Even more specifically, the biggest number we could make on a Factor Find board with five numbers is only 9^5 = 59049, so the solution to 99225 actually must contain at least six numbers. Additionally, we don’t count 1’s because multiplying a number by 1 doesn’t change it.

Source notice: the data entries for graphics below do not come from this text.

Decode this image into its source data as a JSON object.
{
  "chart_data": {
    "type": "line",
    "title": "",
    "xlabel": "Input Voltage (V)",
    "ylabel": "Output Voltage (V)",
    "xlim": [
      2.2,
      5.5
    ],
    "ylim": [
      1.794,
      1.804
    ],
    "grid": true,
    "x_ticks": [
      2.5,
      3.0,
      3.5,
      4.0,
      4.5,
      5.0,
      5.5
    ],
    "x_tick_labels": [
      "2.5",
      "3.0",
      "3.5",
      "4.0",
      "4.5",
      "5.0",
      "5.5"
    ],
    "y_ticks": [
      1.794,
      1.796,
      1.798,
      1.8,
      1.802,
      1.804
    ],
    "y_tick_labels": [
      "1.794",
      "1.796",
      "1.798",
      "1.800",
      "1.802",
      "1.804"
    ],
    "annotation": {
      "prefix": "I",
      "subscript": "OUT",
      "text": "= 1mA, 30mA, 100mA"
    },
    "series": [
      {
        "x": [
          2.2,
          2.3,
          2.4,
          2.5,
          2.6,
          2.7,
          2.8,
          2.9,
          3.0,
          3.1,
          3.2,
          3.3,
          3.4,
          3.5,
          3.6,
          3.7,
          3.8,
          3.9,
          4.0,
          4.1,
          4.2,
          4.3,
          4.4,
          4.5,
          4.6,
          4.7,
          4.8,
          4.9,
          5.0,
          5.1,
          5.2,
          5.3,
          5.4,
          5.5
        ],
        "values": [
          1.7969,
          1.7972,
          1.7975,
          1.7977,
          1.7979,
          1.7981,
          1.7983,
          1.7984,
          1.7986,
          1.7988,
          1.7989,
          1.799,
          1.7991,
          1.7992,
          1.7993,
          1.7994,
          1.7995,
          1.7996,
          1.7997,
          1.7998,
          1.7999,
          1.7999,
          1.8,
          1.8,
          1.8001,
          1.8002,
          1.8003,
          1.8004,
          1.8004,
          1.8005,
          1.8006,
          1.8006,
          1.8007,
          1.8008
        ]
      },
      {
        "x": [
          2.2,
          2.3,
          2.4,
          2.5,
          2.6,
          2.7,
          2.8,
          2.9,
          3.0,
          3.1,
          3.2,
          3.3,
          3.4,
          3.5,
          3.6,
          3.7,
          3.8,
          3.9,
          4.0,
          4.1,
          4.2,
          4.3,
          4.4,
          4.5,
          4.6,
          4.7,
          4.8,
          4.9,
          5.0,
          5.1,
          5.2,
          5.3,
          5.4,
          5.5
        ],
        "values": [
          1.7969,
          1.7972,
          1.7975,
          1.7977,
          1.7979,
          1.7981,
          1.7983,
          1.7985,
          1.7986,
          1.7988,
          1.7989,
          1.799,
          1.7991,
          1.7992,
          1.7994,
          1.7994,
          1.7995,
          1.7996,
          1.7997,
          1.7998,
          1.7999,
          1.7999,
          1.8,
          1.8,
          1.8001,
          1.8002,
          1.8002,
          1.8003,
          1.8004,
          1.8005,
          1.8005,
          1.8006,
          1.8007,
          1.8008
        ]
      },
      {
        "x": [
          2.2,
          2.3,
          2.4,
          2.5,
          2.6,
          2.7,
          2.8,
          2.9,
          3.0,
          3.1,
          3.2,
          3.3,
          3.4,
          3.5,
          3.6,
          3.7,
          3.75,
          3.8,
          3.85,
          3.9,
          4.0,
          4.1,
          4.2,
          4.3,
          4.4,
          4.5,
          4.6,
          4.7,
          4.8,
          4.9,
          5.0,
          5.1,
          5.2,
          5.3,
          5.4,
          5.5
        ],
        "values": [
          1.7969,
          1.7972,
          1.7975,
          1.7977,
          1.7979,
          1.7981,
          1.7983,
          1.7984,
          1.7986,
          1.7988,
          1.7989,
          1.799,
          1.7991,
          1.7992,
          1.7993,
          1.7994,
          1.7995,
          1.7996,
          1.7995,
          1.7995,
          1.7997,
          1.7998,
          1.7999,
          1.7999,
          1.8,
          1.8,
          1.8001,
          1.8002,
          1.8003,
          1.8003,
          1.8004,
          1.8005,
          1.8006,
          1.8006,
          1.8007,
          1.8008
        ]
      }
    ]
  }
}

Here is the biggest number we can make on a Factor Find board with each amount of numbers (not including 1’s):

• 1: 9^1 = 9 (~10)
• 2: 9^2 = 81 (~100)
• 3: 9^3 = 729 (~1,000)
• 4: 9^4 = 6,561 (~10,000)
• 5: 9^5 = 59,049 (~100,000)
• 6: 9^6 = 531,441 (~1,000,000)
• 7: 9^7 = 4,782,969 (~10,000,000)

You don’t have to remember all of those numbers to play Factor Find. The main takeaway from this is that very big numbers are actually very easy to find because they take up almost the entire row, column or diagonal. This means that knowing a little information about a number is often enough to eliminate all but one or two rows as possibilities without doing long division.

Conclusion

Using the Minimum Length Rule, we can see that 99225 must be made with at least six numbers (not counting any 1s).

Of the three remaining candidates, only one has at least six numbers. So, we can find 99225 without guessing or doing too much mental math!

Hopefully these tips will make playing Factor Find more fun and rewarding. Enjoy!